1952 -

born in Lübeck









1974-1979

Art studies



studies of fine art HBK Hamburg with

professors Rudolf Hausner, Thiemann and Mavignier









About the painting of Rolf Ohst



Dr. Stefanie Lucci - Kunsthistorikerin/Redaktion



Shiny heaps of meat just as in a butchery, stacked bodily masses, resembling of rolled pork roast, fatty bodies looking like plucked chicken. Rolf Ohst's fascination for immense carnality and the special presentation would instantly remind one of Roald Dahls narraton "pig" in which a seclusively linving vegetarian comes to town, learns to love meat just to be slaughtered himself, if there weren't decided motives that are borrowed by Rolf Ohst from the art history.

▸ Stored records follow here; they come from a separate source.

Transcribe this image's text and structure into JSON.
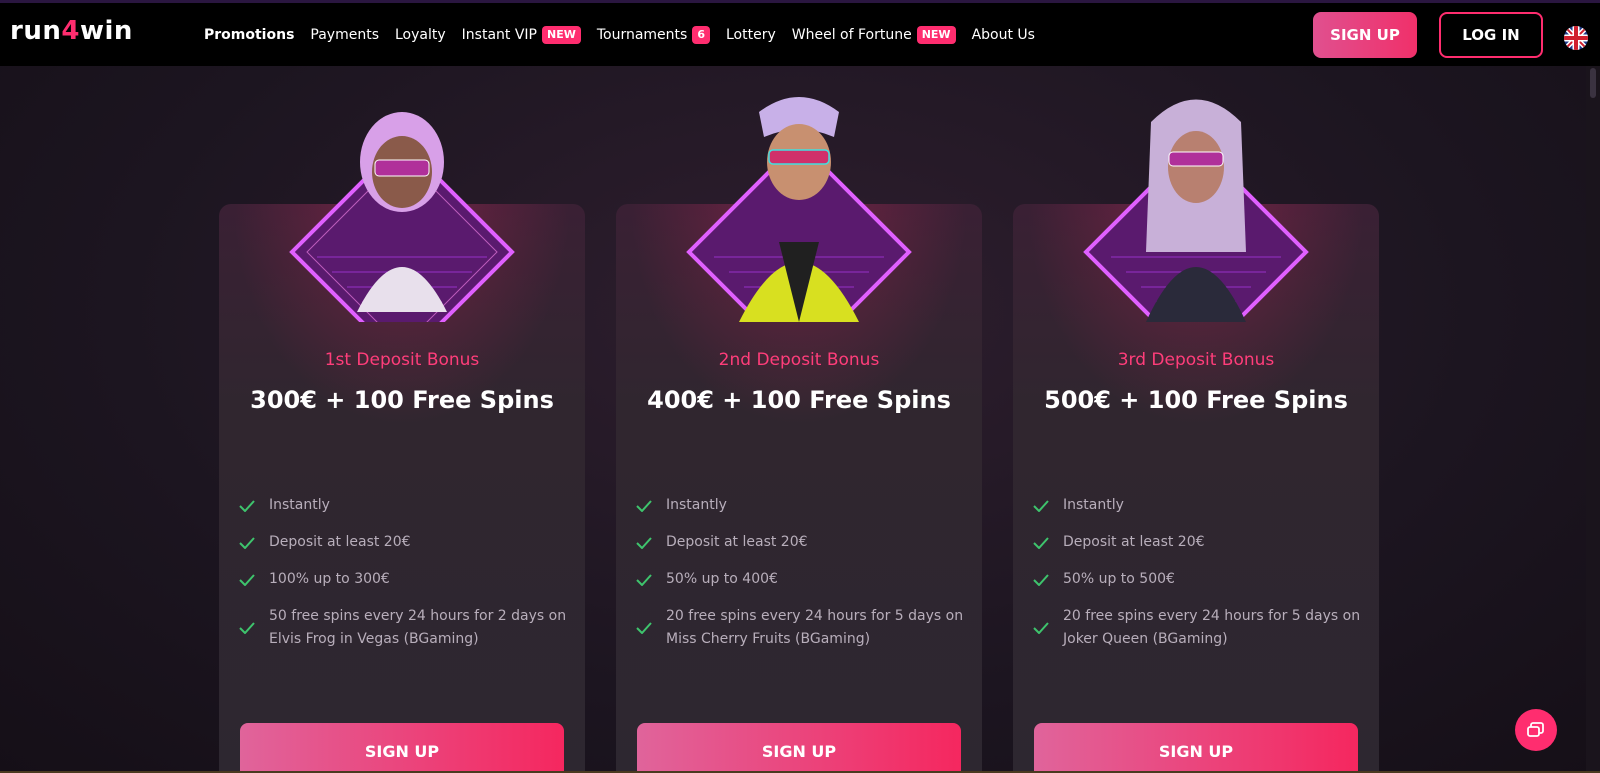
{
  "brand": {
    "logo_prefix": "run",
    "logo_digit": "4",
    "logo_suffix": "win"
  },
  "nav": [
    {
      "label": "Promotions",
      "active": true
    },
    {
      "label": "Payments"
    },
    {
      "label": "Loyalty"
    },
    {
      "label": "Instant VIP",
      "badge": "NEW"
    },
    {
      "label": "Tournaments",
      "badge": "6"
    },
    {
      "label": "Lottery"
    },
    {
      "label": "Wheel of Fortune",
      "badge": "NEW"
    },
    {
      "label": "About Us"
    }
  ],
  "header": {
    "signup_label": "SIGN UP",
    "login_label": "LOG IN",
    "language_icon": "uk-flag-icon"
  },
  "cards": [
    {
      "subtitle": "1st Deposit Bonus",
      "title": "300€ + 100 Free Spins",
      "features": [
        "Instantly",
        "Deposit at least 20€",
        "100% up to 300€",
        "50 free spins every 24 hours for 2 days on Elvis Frog in Vegas (BGaming)"
      ],
      "button": "SIGN UP"
    },
    {
      "subtitle": "2nd Deposit Bonus",
      "title": "400€ + 100 Free Spins",
      "features": [
        "Instantly",
        "Deposit at least 20€",
        "50% up to 400€",
        "20 free spins every 24 hours for 5 days on Miss Cherry Fruits (BGaming)"
      ],
      "button": "SIGN UP"
    },
    {
      "subtitle": "3rd Deposit Bonus",
      "title": "500€ + 100 Free Spins",
      "features": [
        "Instantly",
        "Deposit at least 20€",
        "50% up to 500€",
        "20 free spins every 24 hours for 5 days on Joker Queen (BGaming)"
      ],
      "button": "SIGN UP"
    }
  ],
  "colors": {
    "accent": "#ff2d6f",
    "check": "#3ec46d",
    "feature_text": "#b8aebb"
  }
}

From Botticelli's "Birth of Venus", Giorgiones "Venus in a landscape", Tizians Venus in bourgeois interior via nudes by Rembrandt, Manet, Renoir, Modigliani, Matisse, up to Cézanne or Corinth - Rolf Ohst cites them all. Doing that, he overreaches the baroque plentitude to the extreme. He paints Botticelli's Venus in gracefully trembling shy corpulence and placing his figures in maritime landscapes with dramaticly clouded skies which let the famous dutch masterpieces come to life alltough the figures are kept characteristic of classic modern. When he names his resting, fat beauty reminiscent of a stranded whale gasping for breath, after Edward Munch's famous "The Scream" the sampling becomes perfect. Rolf Ohst manages to tie in with best traditions of nude-painting in a disrespectful humorous way and to convert them into the presence.